Nice job. Looks like you got a cool above ground RR. Later RJD


----------



## Tom Parkins (Jan 2, 2008)

Agree that most Aristo steam has a little too much shine. You did nice work on the weathering. And thanks for sharing that video. Sorta makes me eager to go out and run some trains. Hopefully this weekend. 

One question? What's with the dude in the white duds on the platform next to that giant steam engine. Shoot I get near a real coal burner and I am soon ashened wtih maybe a few grease and oli stains to boot. That dude looks ready for the diesel era. Or at least the tennis courts. Apparently not much of a railfan either. No camera, and not much interest in that great looking locomotive. Oh the fun we have in miniature. 

Thanks for sharing. 

Tom P


----------



## main131 (Jan 3, 2008)

What's with the dude in the white duds on the platform next to that giant steam engine.
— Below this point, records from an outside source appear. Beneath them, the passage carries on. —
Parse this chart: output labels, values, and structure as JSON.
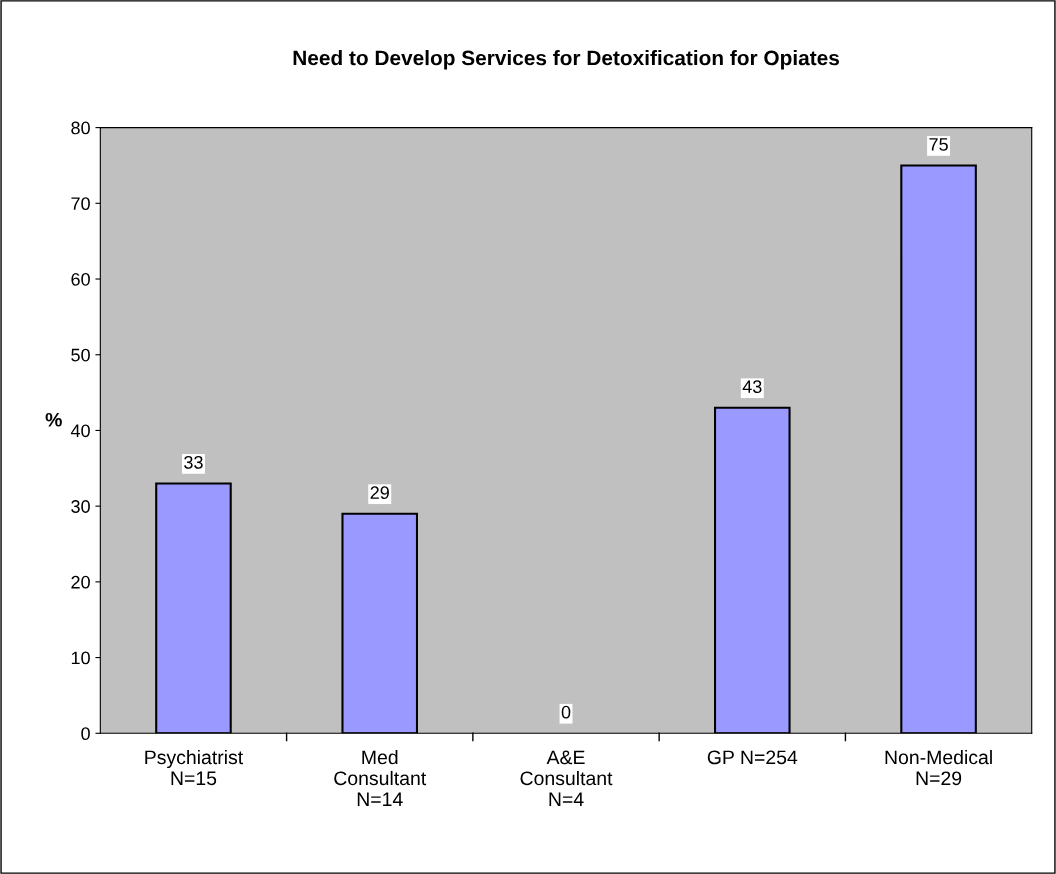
{
  "chart_data": {
    "type": "bar",
    "title": "Need to Develop Services for Detoxification for Opiates",
    "ylabel": "%",
    "categories": [
      "Psychiatrist\nN=15",
      "Med\nConsultant\nN=14",
      "A&E\nConsultant\nN=4",
      "GP N=254",
      "Non-Medical\nN=29"
    ],
    "values": [
      33,
      29,
      0,
      43,
      75
    ],
    "color": "#9999ff",
    "ylim": [
      0,
      80
    ],
    "yticks": [
      0,
      10,
      20,
      30,
      40,
      50,
      60,
      70,
      80
    ],
    "grid": false,
    "data_labels": true
  }
}
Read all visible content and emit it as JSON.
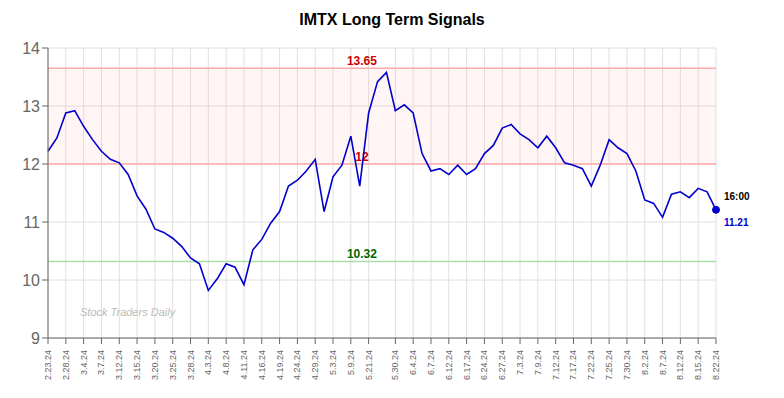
{
  "chart_data": {
    "type": "line",
    "title": "IMTX Long Term Signals",
    "categories": [
      "2.23.24",
      null,
      "2.28.24",
      null,
      "3.4.24",
      null,
      "3.7.24",
      null,
      "3.12.24",
      null,
      "3.15.24",
      null,
      "3.20.24",
      null,
      "3.25.24",
      null,
      "3.28.24",
      null,
      "4.3.24",
      null,
      "4.8.24",
      null,
      "4.11.24",
      null,
      "4.16.24",
      null,
      "4.19.24",
      null,
      "4.24.24",
      null,
      "4.29.24",
      null,
      "5.3.24",
      null,
      "5.9.24",
      null,
      "5.21.24",
      null,
      null,
      "5.30.24",
      null,
      "6.4.24",
      null,
      "6.7.24",
      null,
      "6.12.24",
      null,
      "6.17.24",
      null,
      "6.24.24",
      null,
      "6.27.24",
      null,
      "7.3.24",
      null,
      "7.9.24",
      null,
      "7.12.24",
      null,
      "7.17.24",
      null,
      "7.22.24",
      null,
      "7.25.24",
      null,
      "7.30.24",
      null,
      "8.2.24",
      null,
      "8.7.24",
      null,
      "8.12.24",
      null,
      "8.15.24",
      null,
      "8.22.24"
    ],
    "values": [
      12.22,
      12.45,
      12.88,
      12.92,
      12.65,
      12.42,
      12.22,
      12.08,
      12.02,
      11.82,
      11.45,
      11.22,
      10.88,
      10.82,
      10.72,
      10.58,
      10.38,
      10.28,
      9.82,
      10.02,
      10.28,
      10.22,
      9.92,
      10.52,
      10.7,
      10.98,
      11.18,
      11.62,
      11.72,
      11.88,
      12.08,
      11.18,
      11.78,
      11.98,
      12.48,
      11.62,
      12.88,
      13.42,
      13.58,
      12.92,
      13.02,
      12.88,
      12.18,
      11.88,
      11.92,
      11.82,
      11.98,
      11.82,
      11.92,
      12.18,
      12.32,
      12.62,
      12.68,
      12.52,
      12.42,
      12.28,
      12.48,
      12.28,
      12.02,
      11.98,
      11.92,
      11.62,
      11.98,
      12.42,
      12.28,
      12.18,
      11.88,
      11.38,
      11.32,
      11.08,
      11.48,
      11.52,
      11.42,
      11.58,
      11.52,
      11.21
    ],
    "color": "#0000cc",
    "ylim": [
      9,
      14
    ],
    "yticks": [
      9,
      10,
      11,
      12,
      13,
      14
    ],
    "grid": true,
    "band": {
      "from": 12.0,
      "to": 13.65,
      "color": "#ffaaaa"
    },
    "reference_lines": [
      {
        "y": 13.65,
        "label": "13.65",
        "color": "#ffaaaa",
        "label_color": "#cc0000"
      },
      {
        "y": 12.0,
        "label": "12",
        "color": "#ffaaaa",
        "label_color": "#cc0000"
      },
      {
        "y": 10.32,
        "label": "10.32",
        "color": "#aaddaa",
        "label_color": "#006600"
      }
    ],
    "last_point": {
      "label": "16:00",
      "value": 11.21
    },
    "watermark": {
      "text": "Stock Traders Daily",
      "color": "#bbbbbb"
    }
  }
}
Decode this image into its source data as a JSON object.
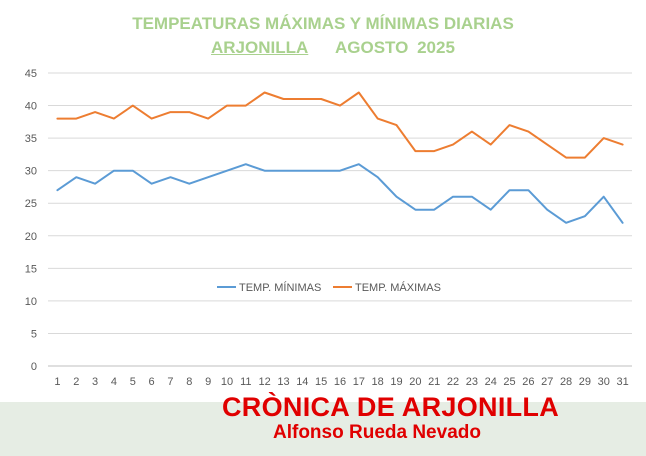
{
  "chart_data": {
    "type": "line",
    "title": "TEMPEATURAS MÁXIMAS Y MÍNIMAS DIARIAS",
    "subtitle_place": "ARJONILLA",
    "subtitle_date": "AGOSTO  2025",
    "x": [
      1,
      2,
      3,
      4,
      5,
      6,
      7,
      8,
      9,
      10,
      11,
      12,
      13,
      14,
      15,
      16,
      17,
      18,
      19,
      20,
      21,
      22,
      23,
      24,
      25,
      26,
      27,
      28,
      29,
      30,
      31
    ],
    "ylim": [
      0,
      45
    ],
    "yticks": [
      0,
      5,
      10,
      15,
      20,
      25,
      30,
      35,
      40,
      45
    ],
    "grid": true,
    "legend_position": "center",
    "series": [
      {
        "name": "TEMP. MÍNIMAS",
        "color": "#5b9bd5",
        "values": [
          27,
          29,
          28,
          30,
          30,
          28,
          29,
          28,
          29,
          30,
          31,
          30,
          30,
          30,
          30,
          30,
          31,
          29,
          26,
          24,
          24,
          26,
          26,
          24,
          27,
          27,
          24,
          22,
          23,
          26,
          22
        ]
      },
      {
        "name": "TEMP. MÁXIMAS",
        "color": "#ed7d31",
        "values": [
          38,
          38,
          39,
          38,
          40,
          38,
          39,
          39,
          38,
          40,
          40,
          42,
          41,
          41,
          41,
          40,
          42,
          38,
          37,
          33,
          33,
          34,
          36,
          34,
          37,
          36,
          34,
          32,
          32,
          35,
          34
        ]
      }
    ]
  },
  "footer": {
    "brand": "CRÒNICA DE ARJONILLA",
    "author": "Alfonso Rueda Nevado"
  }
}
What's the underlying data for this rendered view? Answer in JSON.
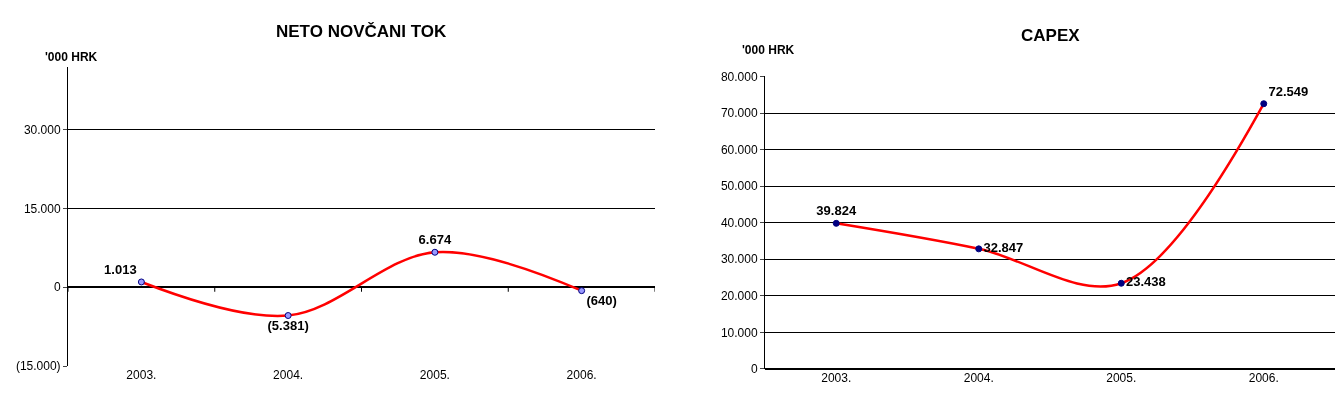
{
  "chart_data": [
    {
      "type": "line",
      "title": "NETO NOVČANI TOK",
      "ylabel": "'000 HRK",
      "categories": [
        "2003.",
        "2004.",
        "2005.",
        "2006."
      ],
      "series": [
        {
          "color": "#ff0000",
          "values": [
            1013,
            -5381,
            6674,
            -640
          ],
          "value_labels": [
            "1.013",
            "(5.381)",
            "6.674",
            "(640)"
          ],
          "colors": [
            "#9999ff",
            "#9999ff",
            "#9999ff",
            "#9999ff"
          ]
        }
      ],
      "ylim": [
        -15000,
        42000
      ],
      "yticks": [
        {
          "value": -15000,
          "label": "(15.000)"
        },
        0,
        {
          "value": 15000,
          "label": "15.000"
        },
        {
          "value": 30000,
          "label": "30.000"
        }
      ],
      "grid": "y",
      "marker": "circle",
      "line_style": "solid"
    },
    {
      "type": "line",
      "title": "CAPEX",
      "ylabel": "'000 HRK",
      "categories": [
        "2003.",
        "2004.",
        "2005.",
        "2006."
      ],
      "series": [
        {
          "color": "#ff0000",
          "values": [
            39824,
            32847,
            23438,
            72549
          ],
          "value_labels": [
            "39.824",
            "32.847",
            "23.438",
            "72.549"
          ],
          "colors": [
            "#000080",
            "#000080",
            "#000080",
            "#000080"
          ]
        }
      ],
      "ylim": [
        0,
        80000
      ],
      "yticks": [
        0,
        {
          "value": 10000,
          "label": "10.000"
        },
        {
          "value": 20000,
          "label": "20.000"
        },
        {
          "value": 30000,
          "label": "30.000"
        },
        {
          "value": 40000,
          "label": "40.000"
        },
        {
          "value": 50000,
          "label": "50.000"
        },
        {
          "value": 60000,
          "label": "60.000"
        },
        {
          "value": 70000,
          "label": "70.000"
        },
        {
          "value": 80000,
          "label": "80.000"
        }
      ],
      "grid": "y",
      "marker": "circle",
      "line_style": "solid"
    }
  ]
}
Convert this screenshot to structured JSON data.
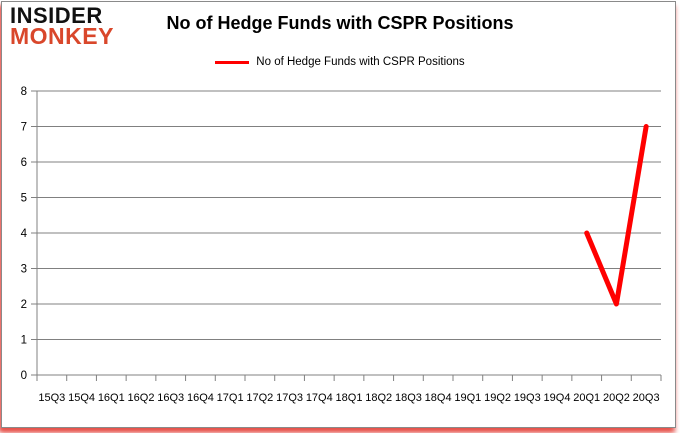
{
  "logo": {
    "line1": "INSIDER",
    "line2": "MONKEY",
    "line1_color": "#111111",
    "line2_color": "#d9472b"
  },
  "header": {
    "title": "No of Hedge Funds with CSPR Positions"
  },
  "legend": {
    "label": "No of Hedge Funds with CSPR Positions",
    "color": "#ff0000",
    "position": "top"
  },
  "colors": {
    "series_red": "#ff0000",
    "grid_gray": "#808080",
    "text_black": "#000000",
    "frame_glow_red": "#e0281e"
  },
  "chart_data": {
    "type": "line",
    "title": "No of Hedge Funds with CSPR Positions",
    "categories": [
      "15Q3",
      "15Q4",
      "16Q1",
      "16Q2",
      "16Q3",
      "16Q4",
      "17Q1",
      "17Q2",
      "17Q3",
      "17Q4",
      "18Q1",
      "18Q2",
      "18Q3",
      "18Q4",
      "19Q1",
      "19Q2",
      "19Q3",
      "19Q4",
      "20Q1",
      "20Q2",
      "20Q3"
    ],
    "series": [
      {
        "name": "No of Hedge Funds with CSPR Positions",
        "color": "#ff0000",
        "values": [
          null,
          null,
          null,
          null,
          null,
          null,
          null,
          null,
          null,
          null,
          null,
          null,
          null,
          null,
          null,
          null,
          null,
          null,
          4,
          2,
          7
        ]
      }
    ],
    "xlabel": "",
    "ylabel": "",
    "ylim": [
      0,
      8
    ],
    "ytick_interval": 1,
    "yticks": [
      0,
      1,
      2,
      3,
      4,
      5,
      6,
      7,
      8
    ],
    "grid": "horizontal",
    "legend_position": "top"
  }
}
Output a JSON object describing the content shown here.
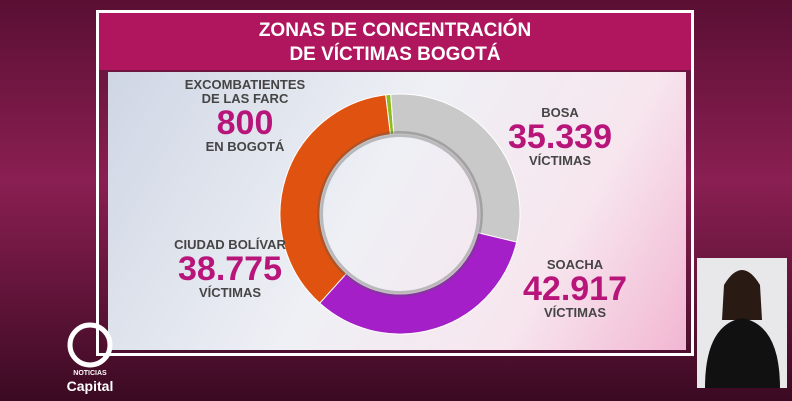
{
  "chart_data": {
    "type": "pie",
    "donut": true,
    "title": [
      "ZONAS DE CONCENTRACIÓN",
      "DE VÍCTIMAS BOGOTÁ"
    ],
    "categories": [
      "EXCOMBATIENTES DE LAS FARC",
      "BOSA",
      "CIUDAD BOLÍVAR",
      "SOACHA"
    ],
    "values": [
      800,
      35339,
      38775,
      42917
    ],
    "value_labels": [
      "800",
      "35.339",
      "38.775",
      "42.917"
    ],
    "units": [
      "EN BOGOTÁ",
      "VÍCTIMAS",
      "VÍCTIMAS",
      "VÍCTIMAS"
    ],
    "colors": [
      "#8dba1f",
      "#c9c9c9",
      "#a51fc9",
      "#e0520f"
    ]
  },
  "logo": {
    "top": "NOTICIAS",
    "name": "Capital"
  }
}
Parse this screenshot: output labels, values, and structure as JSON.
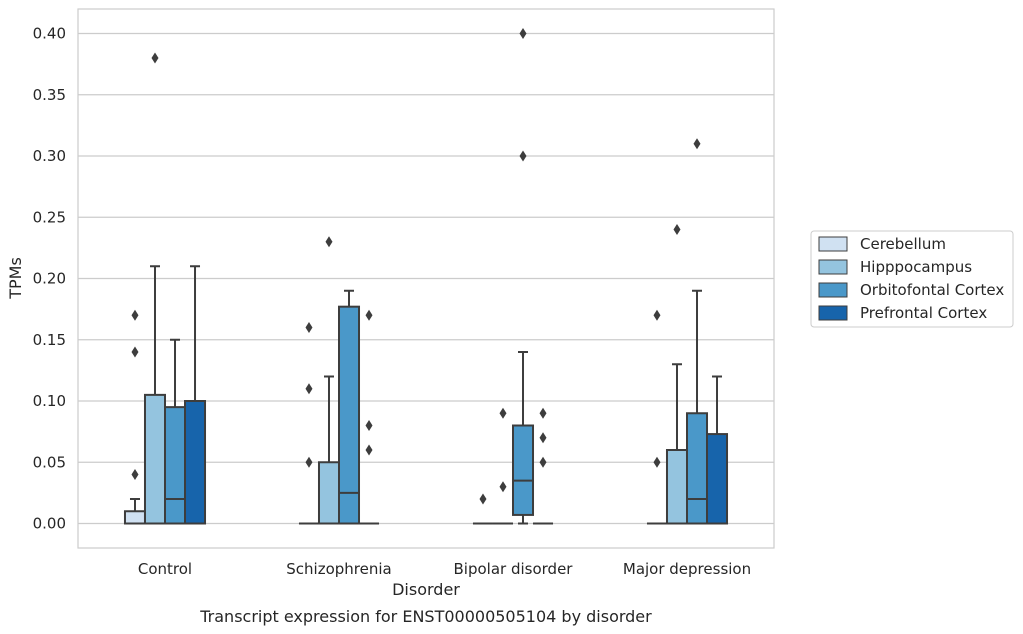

That 'dude' has been hanging around now for some time.
I will give him the summer and if he dosn't show some enthusiasm I will 'take his feet from under him. wooosh!


----------



## lownote (Jan 3, 2008)

Very nicely done! That's just the perfect amount of weathering and it really makes the mallett look great


----------



## aceinspp (Jan 2, 2008)

I think he is one of those Havana guys. Just needs one of Greg's stogies. Later RJD


----------



## markoles (Jan 2, 2008)

Looks great!

I agree, the aristo steamers look a little shiny out of the box. Especially the wheels and siderods. Oh well, that's what black and silver paint are for, right?


----------